Oleh: Khoiruddin Bashori
Guru, sadar atau tidak, sering kali
beranggapan kelas yang baik itu tenang dan serius. Dengan asumsi seperti guru
akan merasa telah berhasil menjalankan tugasnya dengan baik jika sanggup membuat
kelas menjadi tenang dan siswa serius belajar. Sebaliknya, mereka akan sedih
dan merasa tertekan jika kelas gaduh dan siswa tampak kurang serius. Dalam
suasana kelas seperti ini, guru terkadang lupa menghitung berapa banyak anak
yang terkantuk-kantuk dan 'terpaksa' tertidur pulas dalam kelas. Apa yang dapat
dipelajari siswa dalam mimpi?
Konon, salah satu tanda kehidupan adalah
pergerakan. Kelas akan hidup jika siswa banyak melakukan pergerakan. Kelas
berubah menjadi kuburan jika siswa tidak lagi hidup, tidak belajar melakukan
sesuatu dengan menyenangkan. Sekolah kemudian terasa seperti penjara yang
menyesakkan. Dalam iklim pembelajaran seperti ini, energi psikis siswa lebih
banyak tersedot untuk membuat mata tetap terjaga, atau melawan kebosanan, daripada
untuk mempelajari materi pelajaran. Sementara suasana kelas yang menyenangkan
(fun) akan memberikan daya dorong bagi kegairahan siswa untuk mengembangkan
diri secara lebih optimal.
Pendidikan
Lawan Hiburan
Dalam praktik, tidak sedikit guru yang
memahami pendidikan sebagai lawan dari hiburan. Pendidikan selalu diasosiasikan
dengan hal-hal yang serius, sementara hiburan identik dengan sikap santai dan
main-main. Keduanya seolah-olah merupakan dua hal terpisah, bahkan bertolak
belakang. Dalam teori pembelajaran modern, keduanya ternyata dapat dikawinkan.

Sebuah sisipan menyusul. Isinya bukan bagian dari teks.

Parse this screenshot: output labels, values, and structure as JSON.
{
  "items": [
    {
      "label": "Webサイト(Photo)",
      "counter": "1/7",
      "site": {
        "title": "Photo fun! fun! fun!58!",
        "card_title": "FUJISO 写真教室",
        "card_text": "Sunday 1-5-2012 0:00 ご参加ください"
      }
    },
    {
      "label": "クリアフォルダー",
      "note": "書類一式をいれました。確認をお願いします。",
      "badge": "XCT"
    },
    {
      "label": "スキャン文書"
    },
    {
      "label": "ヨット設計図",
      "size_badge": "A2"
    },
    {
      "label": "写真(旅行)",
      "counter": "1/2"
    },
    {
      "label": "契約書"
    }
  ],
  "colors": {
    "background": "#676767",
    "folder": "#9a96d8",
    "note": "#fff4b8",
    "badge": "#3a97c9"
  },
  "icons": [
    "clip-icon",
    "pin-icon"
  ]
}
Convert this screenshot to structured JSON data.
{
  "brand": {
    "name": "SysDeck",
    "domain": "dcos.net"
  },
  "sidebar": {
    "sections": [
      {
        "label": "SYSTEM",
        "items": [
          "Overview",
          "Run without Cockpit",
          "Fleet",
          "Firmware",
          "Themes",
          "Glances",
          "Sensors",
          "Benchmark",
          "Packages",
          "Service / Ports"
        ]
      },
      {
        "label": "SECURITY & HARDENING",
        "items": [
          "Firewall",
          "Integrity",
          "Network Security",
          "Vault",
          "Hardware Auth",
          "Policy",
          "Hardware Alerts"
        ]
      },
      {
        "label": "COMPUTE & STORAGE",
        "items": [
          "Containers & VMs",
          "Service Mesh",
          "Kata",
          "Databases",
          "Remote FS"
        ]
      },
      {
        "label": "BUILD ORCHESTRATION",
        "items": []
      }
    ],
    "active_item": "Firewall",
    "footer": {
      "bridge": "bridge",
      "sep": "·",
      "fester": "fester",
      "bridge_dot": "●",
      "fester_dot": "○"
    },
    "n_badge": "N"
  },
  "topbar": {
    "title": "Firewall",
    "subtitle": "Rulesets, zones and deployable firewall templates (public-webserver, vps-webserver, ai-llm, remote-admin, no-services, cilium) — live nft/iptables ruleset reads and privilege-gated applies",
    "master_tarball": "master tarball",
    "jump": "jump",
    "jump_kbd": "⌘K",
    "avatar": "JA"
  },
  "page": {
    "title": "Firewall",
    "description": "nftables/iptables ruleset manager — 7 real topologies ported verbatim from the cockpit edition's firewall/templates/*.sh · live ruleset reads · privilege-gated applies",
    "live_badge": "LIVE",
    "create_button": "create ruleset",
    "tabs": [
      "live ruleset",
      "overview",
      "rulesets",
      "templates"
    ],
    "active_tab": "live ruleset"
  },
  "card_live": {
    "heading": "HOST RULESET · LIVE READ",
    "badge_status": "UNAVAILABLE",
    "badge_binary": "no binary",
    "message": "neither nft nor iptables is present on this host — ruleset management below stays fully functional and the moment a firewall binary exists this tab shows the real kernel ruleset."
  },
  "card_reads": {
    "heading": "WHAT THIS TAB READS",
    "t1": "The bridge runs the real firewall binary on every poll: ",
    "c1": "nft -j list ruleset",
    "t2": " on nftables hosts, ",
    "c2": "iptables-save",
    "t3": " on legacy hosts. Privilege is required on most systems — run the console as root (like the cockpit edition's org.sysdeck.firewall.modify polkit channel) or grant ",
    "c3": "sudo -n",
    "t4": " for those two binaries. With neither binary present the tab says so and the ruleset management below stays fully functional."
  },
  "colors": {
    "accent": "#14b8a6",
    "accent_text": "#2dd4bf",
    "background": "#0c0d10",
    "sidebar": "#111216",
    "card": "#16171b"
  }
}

Hasil perkawinan antara pendidikan dan hiburan ini ternyata menghasilkan
keluaran yang jauh lebih dahsyat. Survai membuktikan, pembelajaran akan lebih
memuaskan hasilnya jika dilakukan dengan menyenangkan.
Pembelajaran yang menyenangkan disebut
Edutainment, perpaduan antara education (pendidikan) dan entertainment
(hiburan). Sebuah proses pembelajaran yang didesain sedemikian rupa sehingga
muatan pendidikan dan hiburan dapat dikombinasikan dengan harmonis.
Pembelajaran, oleh karenanya, terasa lebih menyenangkan. Pembelajaran yang
menyenangkan dapat dilakukan dengan humor, permainan (game), bermain peran
(role play), kuis, berselancar di internet mencari informasi baru tentang topik
yang sedang dipelajari (webquest), dan sebagainya. Sebuah proses pembelajaran
interaktif yang lebih memberi ruang kepada siswa untuk mengalami, mencoba,
merasakan, dan menemukan sendiri.
Dave Meier (2000) dalam bukunya The
Accelerated Learning Handbook menyatakan, sudah saatnya pembelajaran pola lama
diganti dengan pendekatan SAVI, agar pembelajaran berlangsung lebih efektif.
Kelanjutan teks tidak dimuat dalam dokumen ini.